Everyone tells you that kids grow quickly. Too quickly. Blink your eyes and they’re different people. What they don’t tell you is how you change right along with them, and how quickly you forget everything that came before.
I don’t mean that you literally forget everything your kids have done up until this point. That obviously isn’t true. But you do forget, mostly, all the little day-to-day realities of life with younger children. Even things that seemed to be life-and-death, and you were tremendously worried about, fade from your mind as they’re replaced with all new life-and-death, tremendous worries. Worries about birth are replaced with worries about breastfeeding. Worries about breastfeeding are replaced with worries about sleep. Worries about sleep are replaced with worries about food. And on and on and on … until (I imagine) the day you die.
I was going to write until the day your kids leave your house, but my guess is that the worries don’t end even then.
I remember this feeling of deja vu when my second child, Jacob, was a baby. He would enter a new stage and I would remember going through it before. Sometimes I would remember exactly how I handled it, sometimes I wouldn’t. Sometimes the solutions that worked for my daughter worked for my son, sometimes they didn’t. And once again, as soon as one problem was solved or outgrown a new one arose to take its place.
Now my kids are ten and almost seven. They go to school. They swim. They get themselves out of bed in the morning. They even get their own snacks. They still require adult supervision, of course, but I’ve become much more relaxed over time. They are no longer a threat to their own health and safety. If they’re both home and the house is quiet for a moment I don’t panic, I enjoy it, knowing that the peace will end soon.
Sometimes I have flashes of life as it used to be. I hang out with the mother of a two-year-old and we have to constantly move to keep the toddler in our sights. Our conversations are interrupted mid-thought as she sprints off to rescue her little one from imminent danger. At our house she asks if it’s okay to put the diaper in the kitchen garbage. Setting up a time to get together 1:00pm doesn’t work because it’s nap time.
I also have moments where I realize I act clueless around moms of younger kids. Like I offer whole grapes to an 18-month-old. Or markers to a two-year-old. Or I wear white pants to a playdate. Or really, I own white pants at all. I’m no longer in the habit of keeping my mind on high alert for disaster. And I have forgotten a lot of the little pieces of information that used to be at the top of my mind. The rules for keeping small children happy and alive.
I’m just not the same mom I used to be. That doesn’t mean I’m worse. It also doesn’t mean I’m better. It just means I’m different. I’m worried about nurturing a tween girl’s emotional well-being and helping a school-age boy learn to swim and ride a two-wheeler. I’m concerned about questions like at what age you let a boy use a men’s washroom by himself when you’re out in public, whether a two-piece bathing suit is appropriate for a 10-year-old, and how to balance my kids’ needs with mine as I head back to school full time.
Life has changed, and I didn’t even really notice it happening. It just … did.

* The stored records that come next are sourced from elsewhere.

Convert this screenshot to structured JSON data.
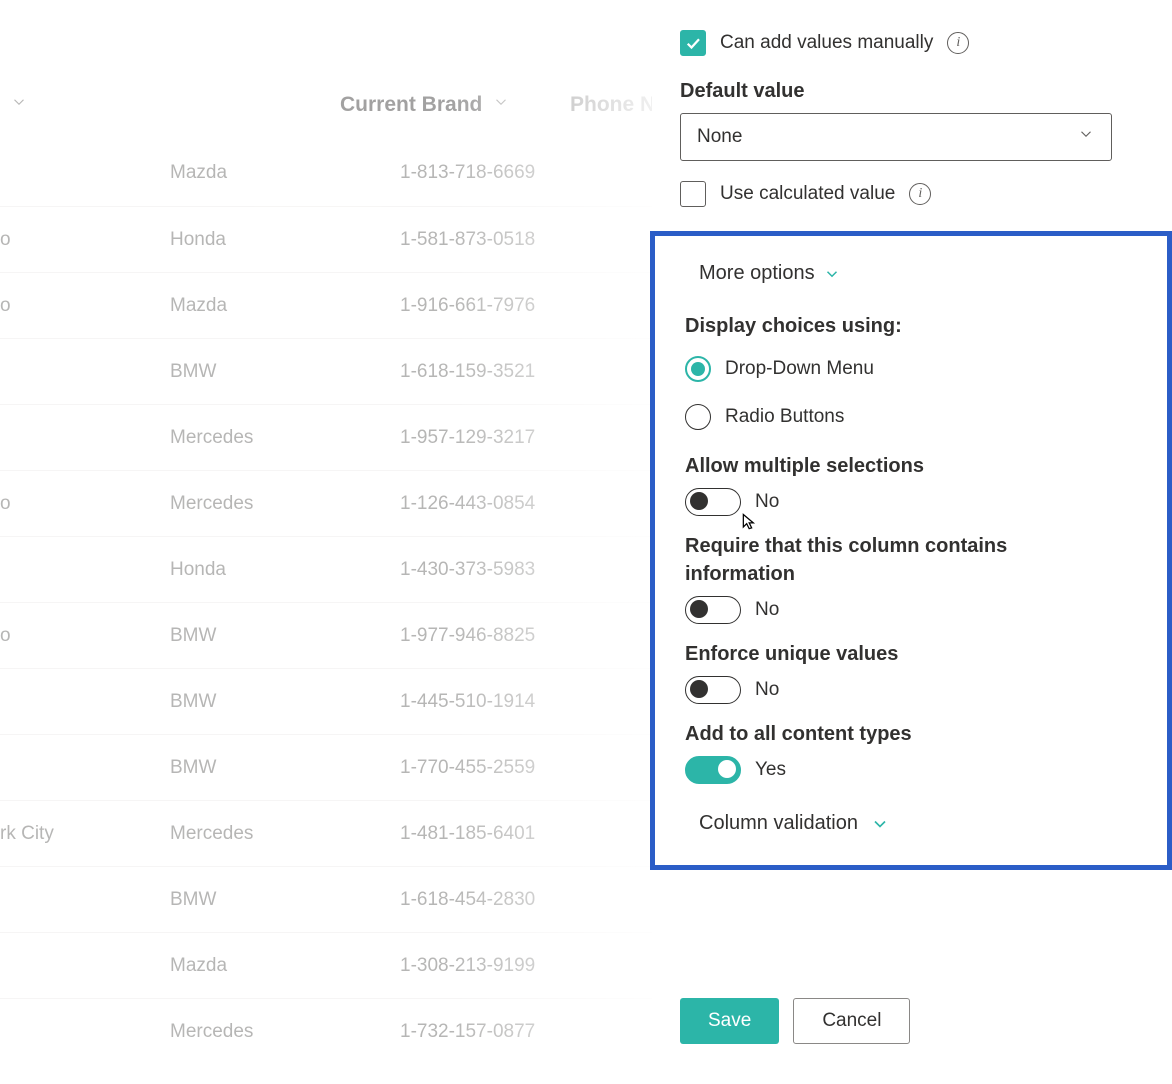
{
  "table": {
    "headers": {
      "brand": "Current Brand",
      "phone": "Phone Number"
    },
    "rows": [
      {
        "city": "",
        "brand": "Mazda",
        "phone": "1-813-718-6669"
      },
      {
        "city": "o",
        "brand": "Honda",
        "phone": "1-581-873-0518"
      },
      {
        "city": "o",
        "brand": "Mazda",
        "phone": "1-916-661-7976"
      },
      {
        "city": "",
        "brand": "BMW",
        "phone": "1-618-159-3521"
      },
      {
        "city": "",
        "brand": "Mercedes",
        "phone": "1-957-129-3217"
      },
      {
        "city": "o",
        "brand": "Mercedes",
        "phone": "1-126-443-0854"
      },
      {
        "city": "",
        "brand": "Honda",
        "phone": "1-430-373-5983"
      },
      {
        "city": "o",
        "brand": "BMW",
        "phone": "1-977-946-8825"
      },
      {
        "city": "",
        "brand": "BMW",
        "phone": "1-445-510-1914"
      },
      {
        "city": "",
        "brand": "BMW",
        "phone": "1-770-455-2559"
      },
      {
        "city": "rk City",
        "brand": "Mercedes",
        "phone": "1-481-185-6401"
      },
      {
        "city": "",
        "brand": "BMW",
        "phone": "1-618-454-2830"
      },
      {
        "city": "",
        "brand": "Mazda",
        "phone": "1-308-213-9199"
      },
      {
        "city": "",
        "brand": "Mercedes",
        "phone": "1-732-157-0877"
      }
    ]
  },
  "panel": {
    "can_add_manually": {
      "label": "Can add values manually",
      "checked": true
    },
    "default_value": {
      "label": "Default value",
      "value": "None"
    },
    "use_calculated": {
      "label": "Use calculated value",
      "checked": false
    },
    "more_options": "More options",
    "display_choices": {
      "label": "Display choices using:",
      "options": {
        "dropdown": "Drop-Down Menu",
        "radio": "Radio Buttons"
      },
      "selected": "dropdown"
    },
    "allow_multiple": {
      "label": "Allow multiple selections",
      "value": "No",
      "on": false
    },
    "require_info": {
      "label": "Require that this column contains information",
      "value": "No",
      "on": false
    },
    "enforce_unique": {
      "label": "Enforce unique values",
      "value": "No",
      "on": false
    },
    "all_content_types": {
      "label": "Add to all content types",
      "value": "Yes",
      "on": true
    },
    "column_validation": "Column validation"
  },
  "buttons": {
    "save": "Save",
    "cancel": "Cancel"
  }
}
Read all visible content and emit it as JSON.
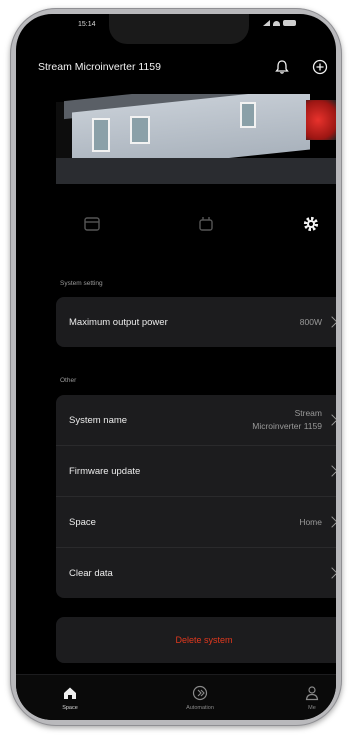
{
  "app": {
    "title": "Stream Microinverter 1159"
  },
  "status_bar": {
    "time": "15:14"
  },
  "header": {
    "icons": [
      "bell-icon",
      "plus-circle-icon"
    ]
  },
  "tabs": [
    {
      "icon": "dashboard-icon",
      "active": false
    },
    {
      "icon": "device-icon",
      "active": false
    },
    {
      "icon": "settings-gear-icon",
      "active": true
    }
  ],
  "system_setting": {
    "label": "System setting",
    "rows": [
      {
        "label": "Maximum output power",
        "value": "800W"
      }
    ]
  },
  "other": {
    "label": "Other",
    "rows": [
      {
        "label": "System name",
        "value_line1": "Stream",
        "value_line2": "Microinverter 1159"
      },
      {
        "label": "Firmware update",
        "value": ""
      },
      {
        "label": "Space",
        "value": "Home"
      },
      {
        "label": "Clear data",
        "value": ""
      }
    ]
  },
  "delete_button": {
    "label": "Delete system",
    "color": "#e0391e"
  },
  "bottom_nav": [
    {
      "label": "Space",
      "icon": "home-icon",
      "active": true
    },
    {
      "label": "Automation",
      "icon": "automation-icon",
      "active": false
    },
    {
      "label": "Me",
      "icon": "user-icon",
      "active": false
    }
  ],
  "colors": {
    "background": "#000000",
    "card": "#1c1c1e",
    "accent_red": "#e0391e"
  }
}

For a while I was sad to move out of the stage of parenting babies and toddlers. I thought I wanted a third child. I know that if that had happened, I would love and cherish that baby. Now, though? I’m kind of glad it didn’t. I like being the mom of the “big kids” on the playground. I like having a little more freedom to finish my conversation with a friend. And I love not having to wake up when my kids decide it’s time to wake up.
The mom I am right now is a good mom to be.